Each unit is self contained with its own profile with maps and data, as well as a series of chapters detailing the physical and cultural geography of the region and a look at the region today. This set up, whilst it may appear somewhat rigid, does ensure that all the regions are given uniform coverage. Interspersed throughout the units are a number of Case Studies such as 'Out of Ozone and ' The Dying Aral Sea' as well as double page spreads about Linking World Cultures, Geography and History and Geography Connections. All of which help to integrate geography into the wider curriculum that students encounter.

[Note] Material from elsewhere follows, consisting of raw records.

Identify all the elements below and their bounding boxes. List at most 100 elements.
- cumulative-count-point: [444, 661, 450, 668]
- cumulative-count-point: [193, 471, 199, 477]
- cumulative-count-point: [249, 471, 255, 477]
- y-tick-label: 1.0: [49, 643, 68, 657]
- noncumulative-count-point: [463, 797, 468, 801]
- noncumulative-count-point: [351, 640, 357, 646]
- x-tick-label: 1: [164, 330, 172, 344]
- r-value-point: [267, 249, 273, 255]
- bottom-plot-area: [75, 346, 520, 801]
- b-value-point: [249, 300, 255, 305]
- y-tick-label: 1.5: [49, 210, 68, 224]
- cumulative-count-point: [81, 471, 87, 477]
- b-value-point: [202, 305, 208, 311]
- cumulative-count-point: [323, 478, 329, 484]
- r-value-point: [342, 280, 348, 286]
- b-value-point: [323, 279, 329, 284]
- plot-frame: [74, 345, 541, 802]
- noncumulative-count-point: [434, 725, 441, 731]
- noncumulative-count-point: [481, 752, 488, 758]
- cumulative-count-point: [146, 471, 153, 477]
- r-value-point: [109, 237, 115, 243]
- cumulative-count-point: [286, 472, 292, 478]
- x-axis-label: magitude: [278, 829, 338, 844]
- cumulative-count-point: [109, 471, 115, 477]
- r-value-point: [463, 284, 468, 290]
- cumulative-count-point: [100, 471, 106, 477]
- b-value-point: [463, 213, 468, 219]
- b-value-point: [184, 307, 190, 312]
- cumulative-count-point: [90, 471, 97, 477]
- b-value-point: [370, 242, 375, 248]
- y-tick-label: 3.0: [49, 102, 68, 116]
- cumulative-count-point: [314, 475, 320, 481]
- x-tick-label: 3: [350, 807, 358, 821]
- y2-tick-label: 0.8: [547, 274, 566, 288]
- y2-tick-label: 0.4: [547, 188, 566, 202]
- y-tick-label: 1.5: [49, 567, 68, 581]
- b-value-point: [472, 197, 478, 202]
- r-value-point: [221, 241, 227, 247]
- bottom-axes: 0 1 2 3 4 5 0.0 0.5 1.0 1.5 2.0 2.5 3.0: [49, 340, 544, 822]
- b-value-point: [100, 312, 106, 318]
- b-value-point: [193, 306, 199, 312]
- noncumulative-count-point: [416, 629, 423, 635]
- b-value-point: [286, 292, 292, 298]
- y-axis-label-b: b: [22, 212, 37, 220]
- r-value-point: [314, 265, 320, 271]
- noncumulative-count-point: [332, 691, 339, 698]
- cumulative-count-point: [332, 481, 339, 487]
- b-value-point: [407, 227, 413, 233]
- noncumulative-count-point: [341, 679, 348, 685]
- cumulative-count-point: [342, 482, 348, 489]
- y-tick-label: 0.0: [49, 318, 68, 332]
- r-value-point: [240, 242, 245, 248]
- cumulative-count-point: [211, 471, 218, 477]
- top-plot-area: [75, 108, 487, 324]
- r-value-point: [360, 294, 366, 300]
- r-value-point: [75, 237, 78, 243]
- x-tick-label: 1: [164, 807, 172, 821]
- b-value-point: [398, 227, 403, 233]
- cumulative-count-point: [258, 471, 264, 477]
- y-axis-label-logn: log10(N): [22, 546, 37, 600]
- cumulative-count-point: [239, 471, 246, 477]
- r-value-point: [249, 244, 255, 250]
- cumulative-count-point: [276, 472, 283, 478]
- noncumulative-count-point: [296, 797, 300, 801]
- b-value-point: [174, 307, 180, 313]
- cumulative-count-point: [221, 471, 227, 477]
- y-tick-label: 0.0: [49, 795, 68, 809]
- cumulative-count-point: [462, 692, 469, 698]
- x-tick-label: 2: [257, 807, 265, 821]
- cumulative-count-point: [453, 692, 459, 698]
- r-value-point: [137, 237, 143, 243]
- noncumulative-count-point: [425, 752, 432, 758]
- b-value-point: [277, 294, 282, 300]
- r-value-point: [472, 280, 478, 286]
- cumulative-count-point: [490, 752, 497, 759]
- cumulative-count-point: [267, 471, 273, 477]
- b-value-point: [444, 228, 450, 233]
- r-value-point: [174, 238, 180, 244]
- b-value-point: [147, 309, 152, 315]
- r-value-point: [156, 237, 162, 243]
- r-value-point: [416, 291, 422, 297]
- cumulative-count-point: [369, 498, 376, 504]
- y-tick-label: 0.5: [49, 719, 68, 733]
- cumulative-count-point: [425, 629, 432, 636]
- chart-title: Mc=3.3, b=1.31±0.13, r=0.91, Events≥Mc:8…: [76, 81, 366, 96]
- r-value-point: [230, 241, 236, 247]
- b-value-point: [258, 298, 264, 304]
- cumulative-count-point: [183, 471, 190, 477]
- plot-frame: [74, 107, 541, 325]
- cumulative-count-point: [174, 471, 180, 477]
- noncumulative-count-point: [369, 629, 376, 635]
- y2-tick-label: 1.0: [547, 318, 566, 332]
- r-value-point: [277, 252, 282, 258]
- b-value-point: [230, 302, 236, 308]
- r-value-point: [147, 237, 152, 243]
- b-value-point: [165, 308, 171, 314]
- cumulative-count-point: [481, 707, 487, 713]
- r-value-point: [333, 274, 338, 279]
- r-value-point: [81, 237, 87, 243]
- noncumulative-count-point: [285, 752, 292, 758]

The Teacher's Wraparound Edition of this book is truly staggering. For a start it offers performance assessment strategies for all 34 chapters with ideas to enrich the classroom instruction students receive. Each chapter also has its own organizer with lesson objectives, and activities have been coded into one of four categories:

  • Basic activities for all students
  • Average activities for average to above-average students
  • Challenging activities for above-average students
  • Limited English Proficiency activities.

For those teachers who are not subject specialists the answers to all exercises and chapter reviews can be found in this Teacher's Edition, a welcome safety net if you are pressed for time or just want reassuring that you right! The Did you know? sections can help enrich the lessons with additional information and there are numerous suggestions for extra credit tasks.

Finally the book contains links to an astounding range of resources available for purchase from Glencoe/McGraw-Hill, ranging from lesson plans to workbooks, an environmental issues handbook and map transparencies. Videodisc, VHS and software materials also help to further support the text - a quite staggering range of resources for those British teachers used, at most to a set of photocopy masters to accompany their texts.

In summary then for any American style geography course World Geography has to be your first choice of text, even without the support materials available it stands above any other comparable texts I have seen. There must also surely be room for this book in many a library in a British style school or college, the volume of information this books contains should not be ignored.

My thanks to Liz Nuttall at McGraw-Hill for providing review copies of these books.